Cette solution ne fut cependant pas retenue au Havre, en raison :

  • — du manque de données économiques de référence (l’expérience tirée du fonctionnement des usines Tiru de la Région Parisienne étant difficilement exploitable compte tenu de la taille réduite de l’usine projetée) ;
  • — du fait que, si les recettes de vente d’électricité permettaient d’amortir le surinvestissement nécessaire, des incertitudes restaient quant à la couverture des surcoûts d’exploitation générés par cette production d’électricité.

L’avant-projet

En fin 1979, soit dix ans après la construction de l’usine, la Cofreth, dans le cadre de sa politique générale de diversification et de développement des énergies de substitution, décidait de rouvrir le dossier « Récupération de chaleur » relatif à l’usine du Havre. En effet, le passage successif des deux chocs pétroliers de 1973 et 1978 justifiait à lui seul que l’on reprenne cette affaire, compte tenu du bouleversement du contexte économique et énergétique qui s’en est suivi.

Après examen des différentes voies offertes : chauffage des logements, production d’électricité, vente de vapeur à des industriels, une étude de faisabilité permit de retenir cette dernière solution.

[Photo : L’usine d’incinération.]

À la suite des premiers contacts commerciaux pris auprès de la clientèle industrielle pressentie, de l’analyse technique des besoins thermiques de certains clients nous ayant notifié leur intérêt de principe pour une telle opération, une étude technico-économique de détail put être réalisée. Cette étude fut soumise à la Municipalité du Havre, propriétaire de l’usine en 1980. Elle comprenait :

  • — le détail des transformations à réaliser dans l’usine ;
  • — l’évaluation des investissements tant de récupération que de distribution ;
  • — le principe de la tarification ;
  • — le relevé des coûts d’exploitation et des recettes prévisionnelles ;
  • — les différents montages possibles en matières juridique et financière ;
  • — des simulations de comptes d’exploitation prévisionnels.
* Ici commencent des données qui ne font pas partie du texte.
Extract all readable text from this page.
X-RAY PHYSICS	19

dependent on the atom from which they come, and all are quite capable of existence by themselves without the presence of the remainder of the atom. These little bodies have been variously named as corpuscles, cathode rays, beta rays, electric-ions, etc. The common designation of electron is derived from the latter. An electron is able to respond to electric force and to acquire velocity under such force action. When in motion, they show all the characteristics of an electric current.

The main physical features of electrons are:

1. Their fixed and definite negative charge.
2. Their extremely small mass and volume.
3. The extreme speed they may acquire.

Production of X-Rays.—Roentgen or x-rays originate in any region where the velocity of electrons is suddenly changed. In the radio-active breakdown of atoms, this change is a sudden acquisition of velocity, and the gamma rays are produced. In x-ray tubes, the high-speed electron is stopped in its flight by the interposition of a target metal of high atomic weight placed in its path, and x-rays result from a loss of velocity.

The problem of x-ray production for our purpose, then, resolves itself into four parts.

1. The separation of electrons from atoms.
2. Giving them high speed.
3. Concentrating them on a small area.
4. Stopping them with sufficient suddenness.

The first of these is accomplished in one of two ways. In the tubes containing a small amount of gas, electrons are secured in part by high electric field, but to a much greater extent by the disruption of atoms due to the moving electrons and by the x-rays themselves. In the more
Au plan de la maîtrise d’ouvrage d’une telle opération, on pouvait en effet envisager :

— une maîtrise publique assurée par la Ville,

— une maîtrise privée ;

— le panachage de deux modes précédents, l’opération pouvant être scindée en deux :

• d’un côté : la récupération sur l’usine,

• de l’autre : la distribution de l’énergie récupérée.

Cette dernière voie fut rapidement écartée par la Municipalité compte tenu de l’imbrication de ces deux fonctions complémentaires : la récupération et la distribution, sans oublier pour autant l’objet même de l’usine existante : la destruction des ordures ménagères.

Montage juridique

En définitive, compte tenu du grand intérêt porté par la Municipalité du Havre à ce projet mais également dans le souci permanent de gérer au mieux aux yeux de ses administrés les finances publiques, le montage juridique retenu s’est articulé autour des documents suivants :

— convention d’affermage à la Cofreth du service public de la récupération et de la distribution de la chaleur ;

— concession de travaux publics au GIE Gifreth constitué en la circonstance entre la Cofreth et une filiale de la Société Générale, Sogefinerg spécialisée dans le financement des travaux liés aux économies d’énergie.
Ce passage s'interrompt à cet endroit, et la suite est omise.